Germany's Justified Opposition To The Euro Bond

 |  Includes: BUNL, BUNT, FXE
by: Brian Rezny

50 years ago ... on August 13, 1961, in the cover of night and in the space of five hours, the Berlin wall was built by East Germany’s communist regime. At the outset, the wall was a patchwork of available materials: concrete, bricks, even wood. But by the time the wall fell in 1989, it had become a formidable symbol of the divide between capitalism and communism.

The physical, and symbolic, barrier imposed by the wall weakened Germany. But today Germany has a whole new set of problems. Problems that started when the country bound its hands to the fiscally irresponsible countries of Europe in joining the eurozone. And those problems are rolling to a boil.

Things have been simmering since 2010 with the bailouts of Greece, Ireland and Portugal. And again recently, with the European Central Bank buying Spanish and Italian government bonds (to the tune of $32 billion in one week).

And things are really bubbling now with the European Commission announcing it may draft legislation for euro bonds, despite opposition from Germany. Add to that the fact that the country’s growth slowed to .1% in the second quarter.

German Chancellor Angela Merkel has been to the point with her opinion about the issuance of a euro bond: “No, that is not the right answer.” And Germany has good reason to oppose the idea. A euro bond would be a joint bond of the 17 countries of the eurozone, meaning the region would be collectively liable for its debt. Such a bond would be great for countries like Greece, Portugal, Italy, Ireland and Spain because it would lower their borrowing costs. But in doing that, it would increase Germany’s borrowing costs ... and it would basically mean that Germany (and other highly-rated nations like France and the Netherlands) would guarantee the debt of the spendthrift south.

And those increased costs are nothing to sniff at. According to Germany’s Ifo Institute, joint bond issuance would increase Germany’s interest payments by $67.6 billion per year.

But the fact that a euro bond would leave northern European taxpayers on the line for the liabilities of their debt-laden neighbors is just part of the problem.

The other part of the problem is that, on their own, euro bonds will do a fine job of addressing the symptoms and not the problem. Yes, it would lower borrowing costs for troubled countries, but higher borrowing costs are the symptom of too much spending and too much debt. And a euro bond doesn’t address anemic economic growth.

Germany has a lot at stake, and is being backed into a corner. And the market responded. The DAX (which tracks the performance of Germany’s top 30 blue-chip companies) has seen a much more pronounced sell-off than the Dow (which tracks 30 blue-chip companies in the U.S.).

That the Berlin wall was ever built was, in itself, an exclamation of defeat. Because if communism was such a great idea, you wouldn’t have to build barriers to keep people locked in the system.

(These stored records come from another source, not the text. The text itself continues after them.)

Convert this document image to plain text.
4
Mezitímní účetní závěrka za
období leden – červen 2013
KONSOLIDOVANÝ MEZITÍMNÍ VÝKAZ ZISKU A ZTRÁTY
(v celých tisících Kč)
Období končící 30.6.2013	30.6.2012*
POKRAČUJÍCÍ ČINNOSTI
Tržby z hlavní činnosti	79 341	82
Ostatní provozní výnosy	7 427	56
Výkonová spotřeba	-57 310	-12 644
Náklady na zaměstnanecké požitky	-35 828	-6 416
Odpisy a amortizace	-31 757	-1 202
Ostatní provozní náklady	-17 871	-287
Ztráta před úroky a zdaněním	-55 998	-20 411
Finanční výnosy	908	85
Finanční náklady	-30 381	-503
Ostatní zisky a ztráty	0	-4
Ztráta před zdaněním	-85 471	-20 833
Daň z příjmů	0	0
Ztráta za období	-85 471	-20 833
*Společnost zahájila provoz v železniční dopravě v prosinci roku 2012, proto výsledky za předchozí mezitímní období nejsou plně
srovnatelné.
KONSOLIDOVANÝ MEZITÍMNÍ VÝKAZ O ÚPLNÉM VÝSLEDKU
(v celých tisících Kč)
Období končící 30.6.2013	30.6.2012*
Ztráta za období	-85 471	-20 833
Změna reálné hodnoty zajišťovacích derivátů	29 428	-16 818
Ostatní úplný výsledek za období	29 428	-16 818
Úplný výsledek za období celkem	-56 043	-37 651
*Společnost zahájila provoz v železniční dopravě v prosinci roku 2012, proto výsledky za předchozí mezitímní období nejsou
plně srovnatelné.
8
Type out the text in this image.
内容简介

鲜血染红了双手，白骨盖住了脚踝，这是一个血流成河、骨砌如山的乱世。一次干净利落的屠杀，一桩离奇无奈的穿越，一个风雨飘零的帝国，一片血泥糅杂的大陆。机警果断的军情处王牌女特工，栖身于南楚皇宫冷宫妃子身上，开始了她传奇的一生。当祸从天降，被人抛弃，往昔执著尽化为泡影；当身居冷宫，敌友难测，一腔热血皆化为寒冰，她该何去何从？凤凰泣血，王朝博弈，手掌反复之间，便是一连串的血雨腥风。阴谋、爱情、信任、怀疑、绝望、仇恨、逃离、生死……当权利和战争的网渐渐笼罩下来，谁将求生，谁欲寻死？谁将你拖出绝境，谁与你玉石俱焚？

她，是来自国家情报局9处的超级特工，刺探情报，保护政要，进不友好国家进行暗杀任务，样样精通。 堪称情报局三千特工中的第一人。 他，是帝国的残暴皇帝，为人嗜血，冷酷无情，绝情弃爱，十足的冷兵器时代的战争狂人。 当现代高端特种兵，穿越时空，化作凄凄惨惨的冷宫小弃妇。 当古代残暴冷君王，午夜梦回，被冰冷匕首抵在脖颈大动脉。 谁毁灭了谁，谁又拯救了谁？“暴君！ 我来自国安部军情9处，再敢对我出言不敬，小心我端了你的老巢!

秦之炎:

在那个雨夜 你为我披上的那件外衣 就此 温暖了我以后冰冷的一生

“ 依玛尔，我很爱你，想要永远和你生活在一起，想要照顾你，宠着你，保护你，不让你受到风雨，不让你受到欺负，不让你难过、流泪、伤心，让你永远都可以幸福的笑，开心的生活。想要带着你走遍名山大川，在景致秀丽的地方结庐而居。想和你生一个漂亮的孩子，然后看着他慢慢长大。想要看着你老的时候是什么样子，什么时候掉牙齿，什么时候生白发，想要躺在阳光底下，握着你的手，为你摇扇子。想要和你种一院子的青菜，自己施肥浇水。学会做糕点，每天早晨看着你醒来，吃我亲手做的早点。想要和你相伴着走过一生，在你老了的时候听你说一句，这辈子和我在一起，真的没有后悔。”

And if issuing a bond that tied a currency bloc together in collective debt obligations was such a great idea, no one would have to convince Germany to go for it.

Border walls or euro bonds, the result is the same in the end - the can of reality is simply kicked down the road; and (according to Bloomberg) you can “buy time, but time is a commodity that, notoriously, runs out”.

Buying time is not a solution. The very idea of the eurozone presents a challenge in itself: 17 countries bound by a shared currency and monetary policy, but separated by often reckless fiscal policies and diverging economies. Pushing that problem off to another day by binding their hands together in debt is just another plan that will likely fail as soon as it is started.

Disclosure: I have no positions in any stocks mentioned, and no plans to initiate any positions within the next 72 hours.